Society & Culture & Entertainment Society & Culture Misc

Cougars And Thoroughbreds - What"s The Difference?

Last week, the runner up in the Kentucky Derby, a filly named Eight Belles, had to be euthanized after breaking both front legs following her second place finish.
Several days before, a wild cougar found roaming the streets of Chicago was shot and killed by the police.
One would think the public outcry over both events would be equally strong, but such was not the case.
After the cougar was shot and its body shown on TV as much as Britney's latest meltdown, the response was immediate.
How dare the police shoot this innocent animal, they cried.
They should have used a tranquilizer gun and sent the magnificent beast back to its habitat, they wailed.
Oh, the outrageous indignation of it all.
The cat took on the aura of celebrity, like hearing that Tom Cruise was in town.
Of course Chicago cops don't carry tranquilizer darts on their belts.
Not only that, an animal doesn't drop into a deep sleep immediately.
It can take, as I understand it, up to 20 minutes for the drugs to kick in.
Even if it only takes a few seconds, that still may be too long if the animal is angry or scared enough and decides to attack.
The police erred when they didn't address that issue immediately.
They should have sent out press releases, gone on TV, etc.
and told all that to the public, although it may not have mattered much.
Why let the facts get in the way of a good moral outrage? By the time they explained it, though, it was too late.
What I found striking and not a little disturbing was that when the horse was put down after the race, no one said anything.

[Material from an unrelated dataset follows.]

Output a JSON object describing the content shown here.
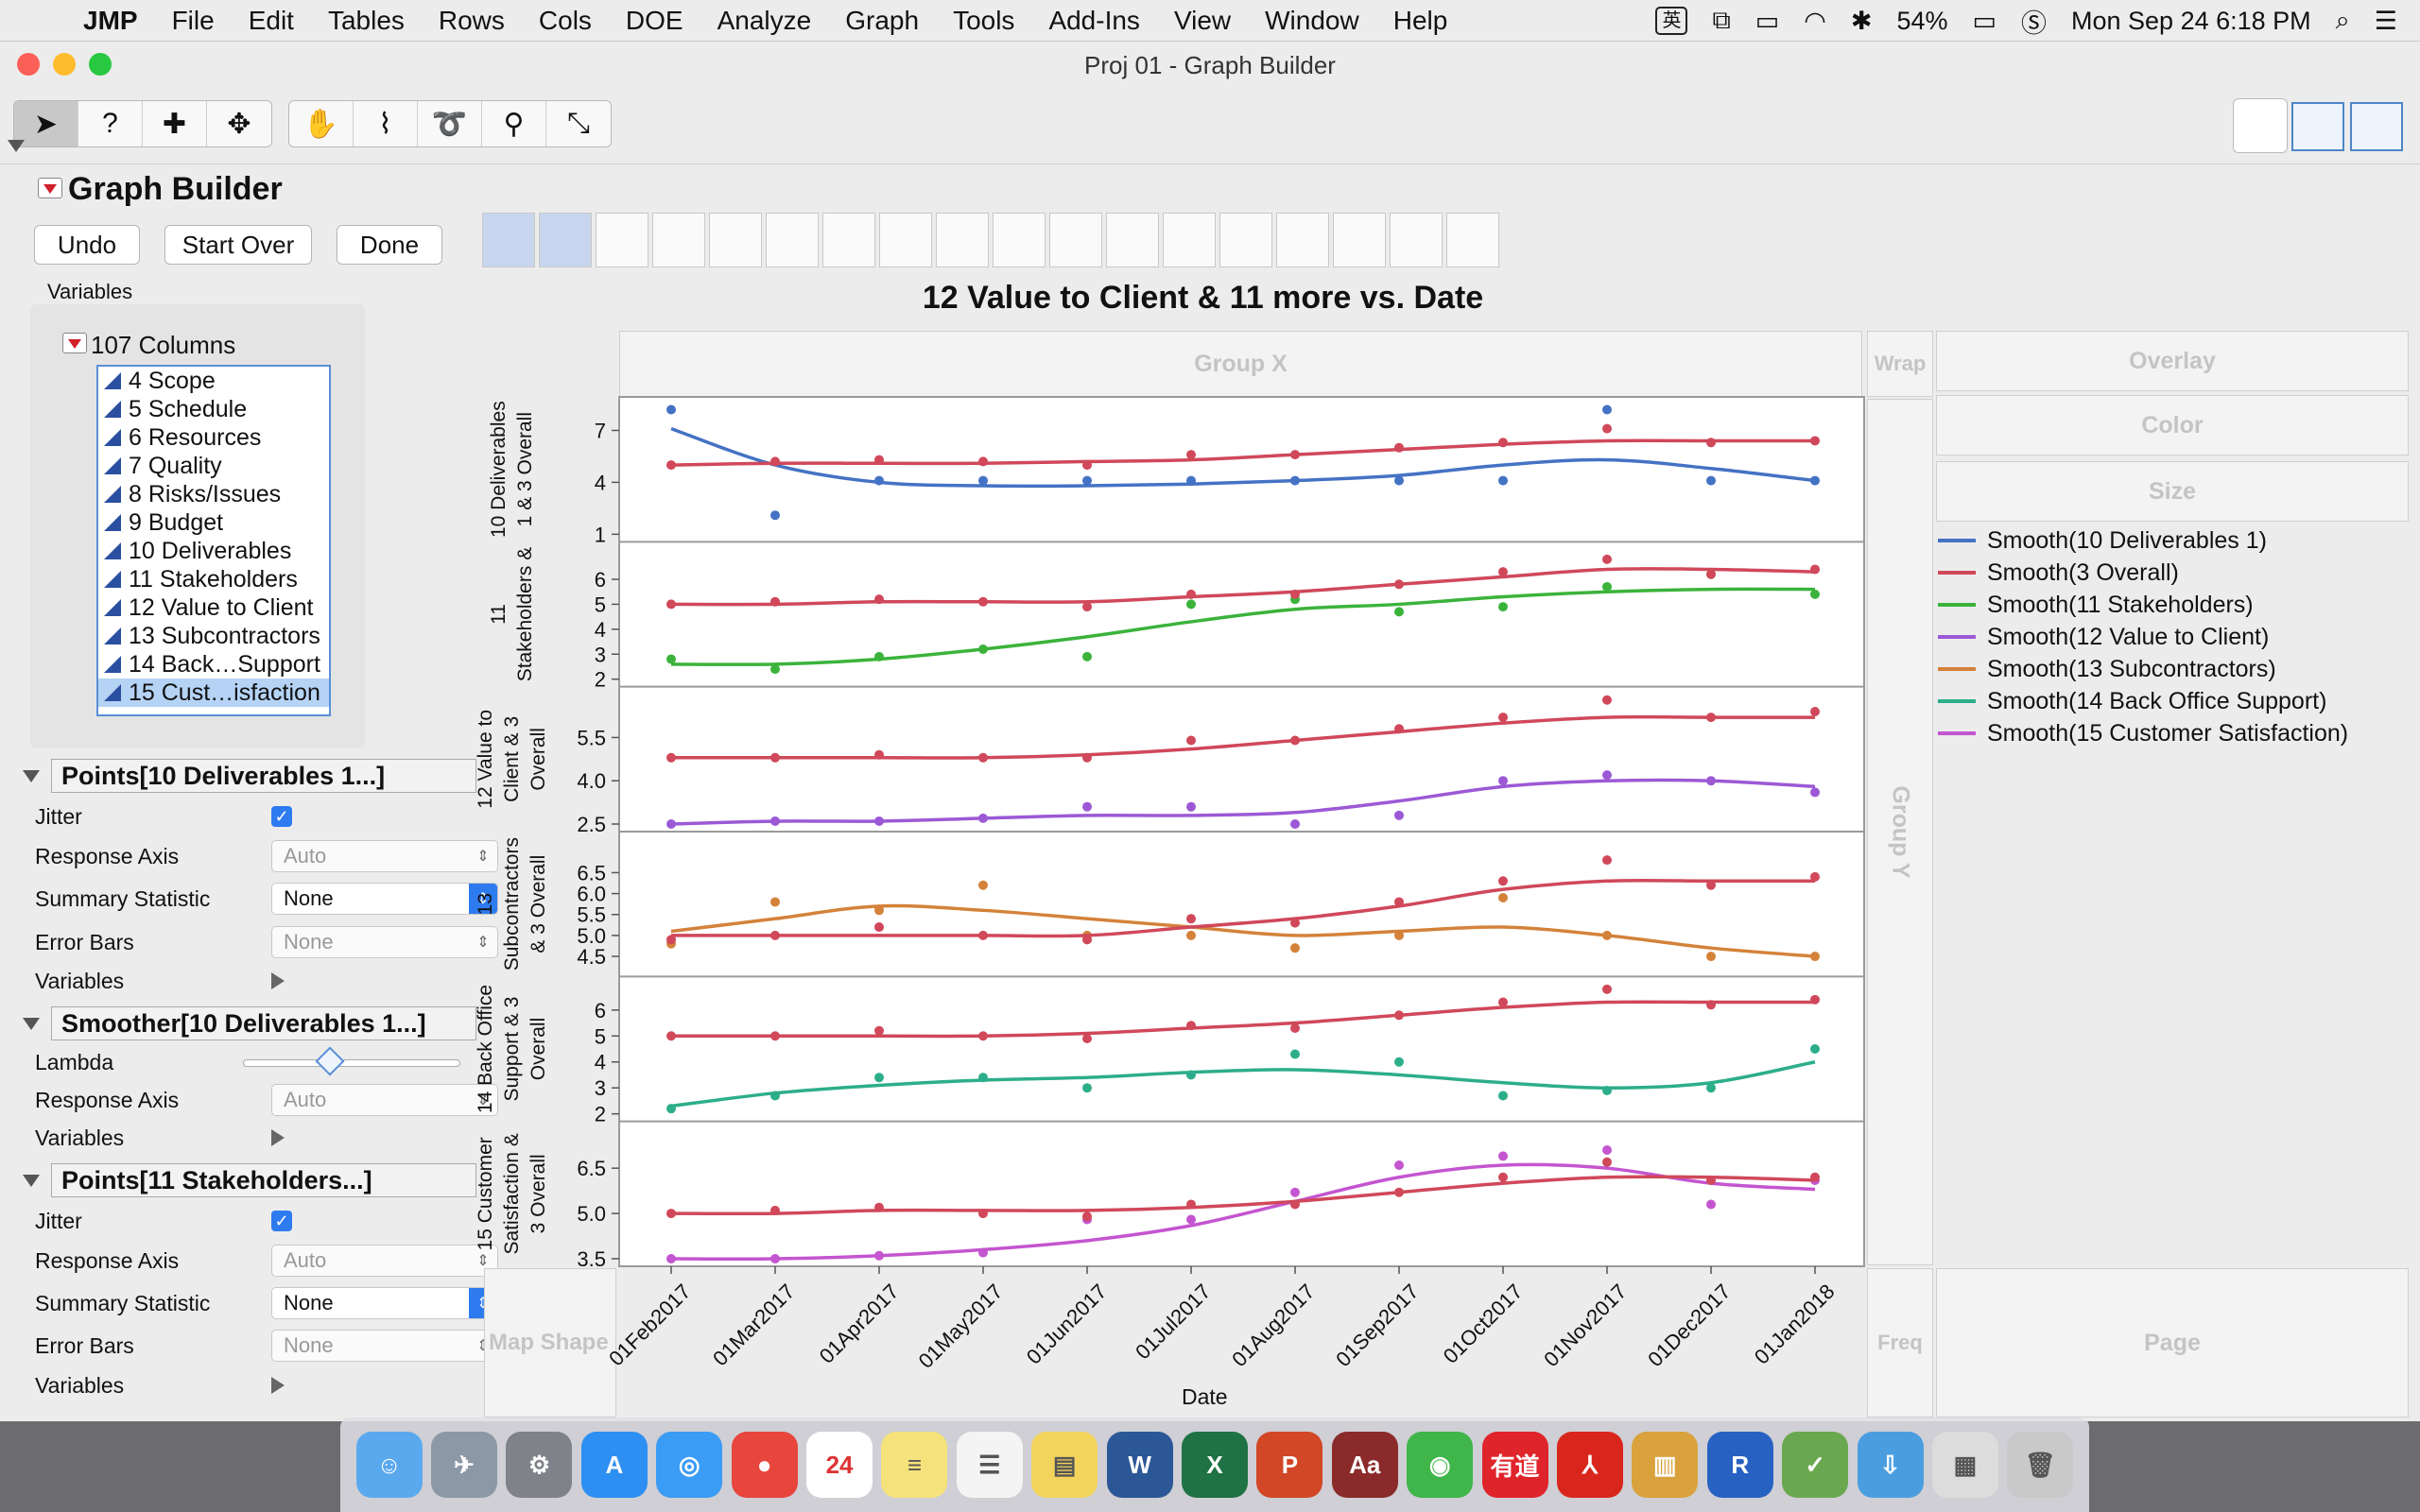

Where were the shrieks of the animal rights police then, PETA notwithstanding? Why was it so wrong to shoot a wild cougar who may have been on the attack, although no one seems to know, but was okay to kill a horse with a couple of broken bones? I know little about horses and less about cougars, but I'm sure that trainers and owners don't take lightly the ending of an animal's life.
You don't want to lose a creature that may be worth millions just because that's the way it's always been done, not to mention the personal attachments involved.
It has to be a horrible, agonizing decision.
I assume that veterinary science is working diligently to find a way to save a horse whenaccidents like this happen.
One would think that eventually a solution will be found that will spare a horse's life, allowing it to retire, as it were, to the pasture and companionship of others.
So why didn't the public, in all its apparently vast knowledge of animal behavior, complain? Could it be that horses are less important or so plentiful that knocking one off is no big deal? Is it because the cougar is like an exotic mystical creation of mythic proportions? Or are we, as a society, so consumed by the trappings of celebrity that we don't see what's really happening around us? The cougar story has now faded, the void to be filled by the next breathtaking tabloid worthy assignation.
The horse story barely made a blip.
The deaths of both animals is tragic, of course.
Could they have been avoided? I don't know and unless you were there, you don't either.
And let's not even get started on the human beings that were killed on those two days.